There was a lack of evidence for the effectiveness of GnRHa in preserving pregnancy rates or ovarian biomarkers and further trials were recommended. Oral contraceptive pills were not found to be effective in preserving fertility, but conclusions are limited by the lack of good research evidence.

This review was based on broadly defined inclusion criteria. Searching encompassed a range of sources and included unpublished and foreign language material, which minimised potential for publication and language biases. Two reviewers were involved in the selection of studies, quality assessment and data extraction, which helped to avoid bias in these processes. Pooling studies in a meta-analysis may have been inappropriate given variation in participants, treatments and definitions of outcomes. Observational studies are known to be more prone to bias than RCTs, so overall results combining the two types of study may not be reliable. The authors presented the results of RCTs only and noted the differences in outcome.

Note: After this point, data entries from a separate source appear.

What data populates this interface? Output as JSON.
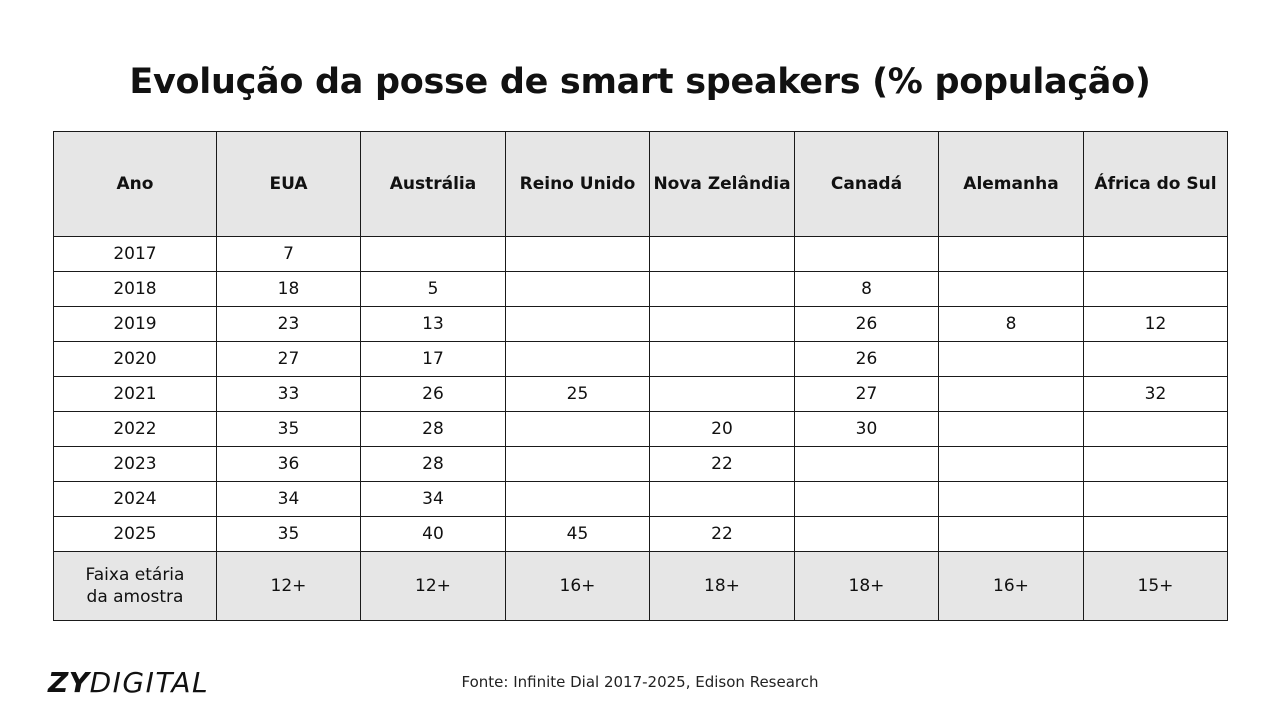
{
  "chart_data": {
    "type": "table",
    "title": "Evolução da posse de smart speakers (% população)",
    "columns": [
      "Ano",
      "EUA",
      "Austrália",
      "Reino Unido",
      "Nova Zelândia",
      "Canadá",
      "Alemanha",
      "África do Sul"
    ],
    "rows": [
      [
        "2017",
        "7",
        "",
        "",
        "",
        "",
        "",
        ""
      ],
      [
        "2018",
        "18",
        "5",
        "",
        "",
        "8",
        "",
        ""
      ],
      [
        "2019",
        "23",
        "13",
        "",
        "",
        "26",
        "8",
        "12"
      ],
      [
        "2020",
        "27",
        "17",
        "",
        "",
        "26",
        "",
        ""
      ],
      [
        "2021",
        "33",
        "26",
        "25",
        "",
        "27",
        "",
        "32"
      ],
      [
        "2022",
        "35",
        "28",
        "",
        "20",
        "30",
        "",
        ""
      ],
      [
        "2023",
        "36",
        "28",
        "",
        "22",
        "",
        "",
        ""
      ],
      [
        "2024",
        "34",
        "34",
        "",
        "",
        "",
        "",
        ""
      ],
      [
        "2025",
        "35",
        "40",
        "45",
        "22",
        "",
        "",
        ""
      ]
    ],
    "footer_row": {
      "label_line1": "Faixa etária",
      "label_line2": "da amostra",
      "values": [
        "12+",
        "12+",
        "16+",
        "18+",
        "18+",
        "16+",
        "15+"
      ]
    },
    "header_fill": "#e6e6e6",
    "border_color": "#1a1a1a"
  },
  "logo": {
    "bold_part": "ZY",
    "light_part": "DIGITAL"
  },
  "source": "Fonte: Infinite Dial 2017-2025, Edison Research"
}
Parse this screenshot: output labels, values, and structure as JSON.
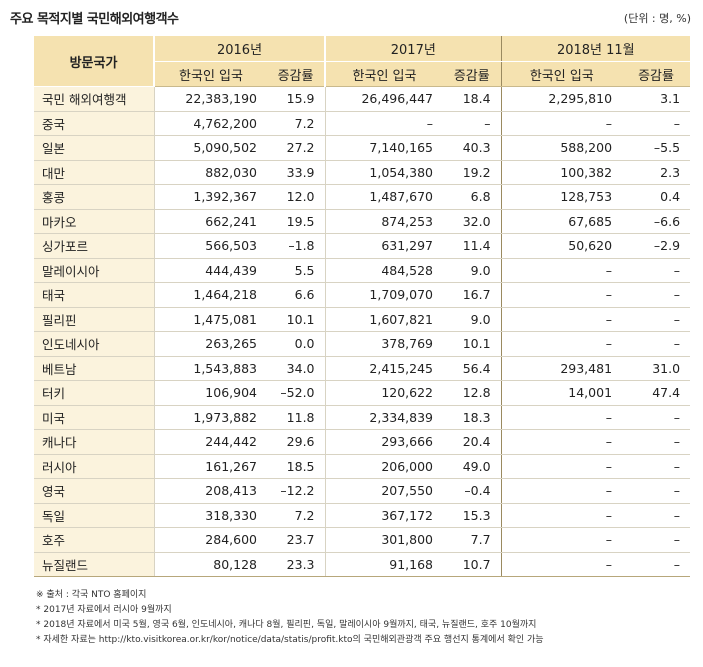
{
  "title": "주요 목적지별  국민해외여행객수",
  "unit": "(단위 : 명, %)",
  "headers": {
    "country": "방문국가",
    "periods": [
      "2016년",
      "2017년",
      "2018년 11월"
    ],
    "sub": [
      "한국인 입국",
      "증감률"
    ]
  },
  "rows": [
    {
      "name": "국민 해외여행객",
      "v": [
        "22,383,190",
        "15.9",
        "26,496,447",
        "18.4",
        "2,295,810",
        "3.1"
      ]
    },
    {
      "name": "중국",
      "v": [
        "4,762,200",
        "7.2",
        "–",
        "–",
        "–",
        "–"
      ]
    },
    {
      "name": "일본",
      "v": [
        "5,090,502",
        "27.2",
        "7,140,165",
        "40.3",
        "588,200",
        "–5.5"
      ]
    },
    {
      "name": "대만",
      "v": [
        "882,030",
        "33.9",
        "1,054,380",
        "19.2",
        "100,382",
        "2.3"
      ]
    },
    {
      "name": "홍콩",
      "v": [
        "1,392,367",
        "12.0",
        "1,487,670",
        "6.8",
        "128,753",
        "0.4"
      ]
    },
    {
      "name": "마카오",
      "v": [
        "662,241",
        "19.5",
        "874,253",
        "32.0",
        "67,685",
        "–6.6"
      ]
    },
    {
      "name": "싱가포르",
      "v": [
        "566,503",
        "–1.8",
        "631,297",
        "11.4",
        "50,620",
        "–2.9"
      ]
    },
    {
      "name": "말레이시아",
      "v": [
        "444,439",
        "5.5",
        "484,528",
        "9.0",
        "–",
        "–"
      ]
    },
    {
      "name": "태국",
      "v": [
        "1,464,218",
        "6.6",
        "1,709,070",
        "16.7",
        "–",
        "–"
      ]
    },
    {
      "name": "필리핀",
      "v": [
        "1,475,081",
        "10.1",
        "1,607,821",
        "9.0",
        "–",
        "–"
      ]
    },
    {
      "name": "인도네시아",
      "v": [
        "263,265",
        "0.0",
        "378,769",
        "10.1",
        "–",
        "–"
      ]
    },
    {
      "name": "베트남",
      "v": [
        "1,543,883",
        "34.0",
        "2,415,245",
        "56.4",
        "293,481",
        "31.0"
      ]
    },
    {
      "name": "터키",
      "v": [
        "106,904",
        "–52.0",
        "120,622",
        "12.8",
        "14,001",
        "47.4"
      ]
    },
    {
      "name": "미국",
      "v": [
        "1,973,882",
        "11.8",
        "2,334,839",
        "18.3",
        "–",
        "–"
      ]
    },
    {
      "name": "캐나다",
      "v": [
        "244,442",
        "29.6",
        "293,666",
        "20.4",
        "–",
        "–"
      ]
    },
    {
      "name": "러시아",
      "v": [
        "161,267",
        "18.5",
        "206,000",
        "49.0",
        "–",
        "–"
      ]
    },
    {
      "name": "영국",
      "v": [
        "208,413",
        "–12.2",
        "207,550",
        "–0.4",
        "–",
        "–"
      ]
    },
    {
      "name": "독일",
      "v": [
        "318,330",
        "7.2",
        "367,172",
        "15.3",
        "–",
        "–"
      ]
    },
    {
      "name": "호주",
      "v": [
        "284,600",
        "23.7",
        "301,800",
        "7.7",
        "–",
        "–"
      ]
    },
    {
      "name": "뉴질랜드",
      "v": [
        "80,128",
        "23.3",
        "91,168",
        "10.7",
        "–",
        "–"
      ]
    }
  ],
  "notes": [
    "※ 출처 : 각국 NTO 홈페이지",
    "* 2017년 자료에서 러시아 9월까지",
    "* 2018년 자료에서 미국 5월, 영국 6월, 인도네시아, 캐나다 8월, 필리핀, 독일, 말레이시아 9월까지, 태국, 뉴질랜드, 호주 10월까지",
    "* 자세한  자료는 http://kto.visitkorea.or.kr/kor/notice/data/statis/profit.kto의 국민해외관광객 주요 행선지 통계에서 확인 가능"
  ]
}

Overall, the authors' recommendation for further trials appears to be appropriate.

Practice: The authors stated that GnRHa should not be considered as standard of care for fertility preservation in patients treated with chemotherapy, but may represent an alternative method of fertility preservation.

Research: The authors recommended adequately powered RCTs with sufficient follow-up and noted some ongoing trials. They noted that further understanding of chemotherapy-induced ovarian toxicity (in particular the mechanism involved) was essential.

Not stated.

This is a critical abstract of a systematic review that meets the criteria for inclusion on DARE. Each critical abstract contains a brief summary of the review methods, results and conclusions followed by a detailed critical assessment on the reliability of the review and the conclusions drawn.